The government is right to concede sentencing error in regard to supervised release. The district judge had failed to make the findings required by 18 U.S.C. §§ 3553(a) and 3583(d) to justify the length of a term of supervised release and the particular conditions (other than those required by statute) that he imposed. He also failed to state at sentencing the conditions that he was imposing. See 18 U.S.C. § 3583(c); United States v. Kappes, 782 F.3d 828, 845, 862 (7th Cir.2015); United States v. Thompson, 777 F.3d 368, 373 (7th Cir.2015).

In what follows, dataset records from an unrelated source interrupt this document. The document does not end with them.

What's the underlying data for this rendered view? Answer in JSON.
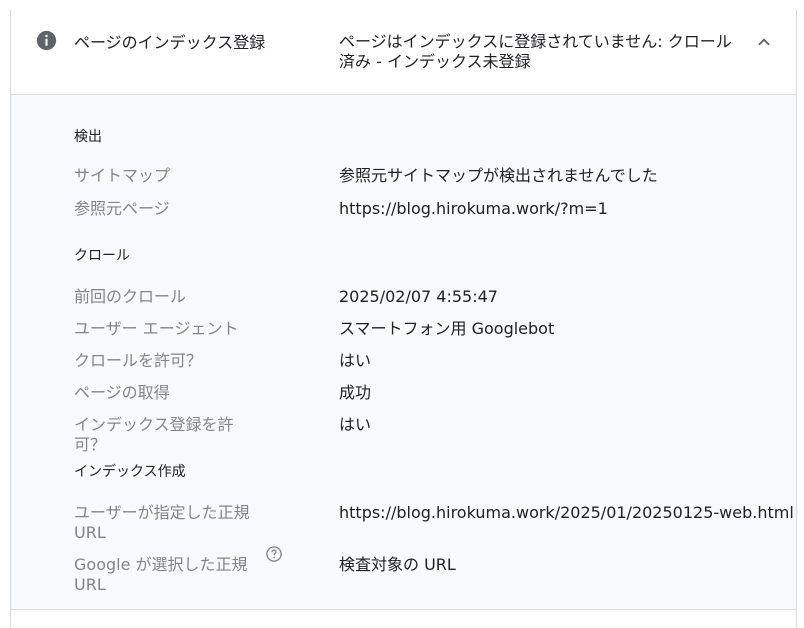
{
  "header": {
    "title": "ページのインデックス登録",
    "status_line1": "ページはインデックスに登録されていません: クロール",
    "status_line2": "済み - インデックス未登録",
    "icon": "info-icon",
    "toggle_icon": "chevron-up-icon"
  },
  "sections": {
    "discovery": {
      "title": "検出",
      "rows": [
        {
          "label": "サイトマップ",
          "value": "参照元サイトマップが検出されませんでした"
        },
        {
          "label": "参照元ページ",
          "value": "https://blog.hirokuma.work/?m=1"
        }
      ]
    },
    "crawl": {
      "title": "クロール",
      "rows": [
        {
          "label": "前回のクロール",
          "value": "2025/02/07 4:55:47"
        },
        {
          "label": "ユーザー エージェント",
          "value": "スマートフォン用 Googlebot"
        },
        {
          "label": "クロールを許可？",
          "value": "はい"
        },
        {
          "label": "ページの取得",
          "value": "成功"
        },
        {
          "label": "インデックス登録を許可？",
          "value": "はい"
        }
      ]
    },
    "indexing": {
      "title": "インデックス作成",
      "rows": [
        {
          "label_line1": "ユーザーが指定した正規",
          "label_line2": "URL",
          "value": "https://blog.hirokuma.work/2025/01/20250125-web.html"
        },
        {
          "label_line1": "Google が選択した正規",
          "label_line2": "URL",
          "value": "検査対象の URL",
          "help_icon": "help-circle-icon"
        }
      ]
    }
  },
  "colors": {
    "label_gray": "#80868b",
    "text": "#202124",
    "body_bg": "#f8f9fa",
    "border": "#dadce0",
    "icon_gray": "#5f6368"
  }
}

And a number of the conditions that he imposed have been criticized by this court on a variety of grounds not addressed by the district judge. See, e.g., United States v. Poulin, 809 F.3d 924, 931-34 (7th Cir.2016); United States v. Kappes, supra, 782 F.3d at 848-51. For example, he did not explain why he was requiring the defendant, as one of the conditions of supervised release, to “permit a probation officer to visit him or her at any time at home or elsewhere and ... permit confiscation of any contraband observed in plain view of the probation officer.” The imposition of this condition without an explanation for its need in the particular case has drawn repeated criticism from this court. See, e.g., United States v. Kappes, supra, 782 F.3d at 850-51; United States v. Thompson, supra, 777 F.3d at 379-80; United States v. Poulin, supra, 809 F.3d at 934. There are two problems with the condition. The first is “or elsewhere.” There is no problem with the probation officer and the defendant agreeing to meet outside the defendant’s home, but it is unclear why the probation officer should be allowed to pick a location that may be inconvenient for the defendant. Replacing “elsewhere” with “at some other mutually convenient location designated by the probation officer” would solve this problem. Another solution is found in United States v. Armour, 804 F.3d 859, 864, 870 (7th Cir.2015)— ‘You shall permit a probation officer to visit you at home or any other reasonable location between the hours of 6:00 AM and 11:00 PM, unless investigating a violation or in case of emergency” (emphasis added). Omitting such a qualification (as the judge did in this case) leaves open at least the theoretical possibility that the probation officer could require the defendant to meet him in an inappropriate location, such as a funeral, or in a remote one, say a place many miles away.

The significance of a requirement of reasonableness is underscored by the remark in Armour that the defendant “argues that the term ‘or other reasonable location’ is vague and may subject Armour to searches at a church, hospital, or funeral home. However, under most circumstances, those visits would be unreasonable and thus barred by the condition itself. Therefore, imposing this condition was not an abuse of discretion.” 804 F.3d at 870 (emphasis added).

There is also a question of what the probation officer would hope to learn from home visits that he would not learn from the defendant’s required visits to the probation office. A defendant who has contraband in his home is unlikely to leave it in the “plain view” of the visiting probation officer. But in any event the home-visit condition is not mandatory, and being optional can be modified by the district judge to fit the particulars of the case.

Enough said. The judgment is vacated and the case remanded for a full resen-tencing.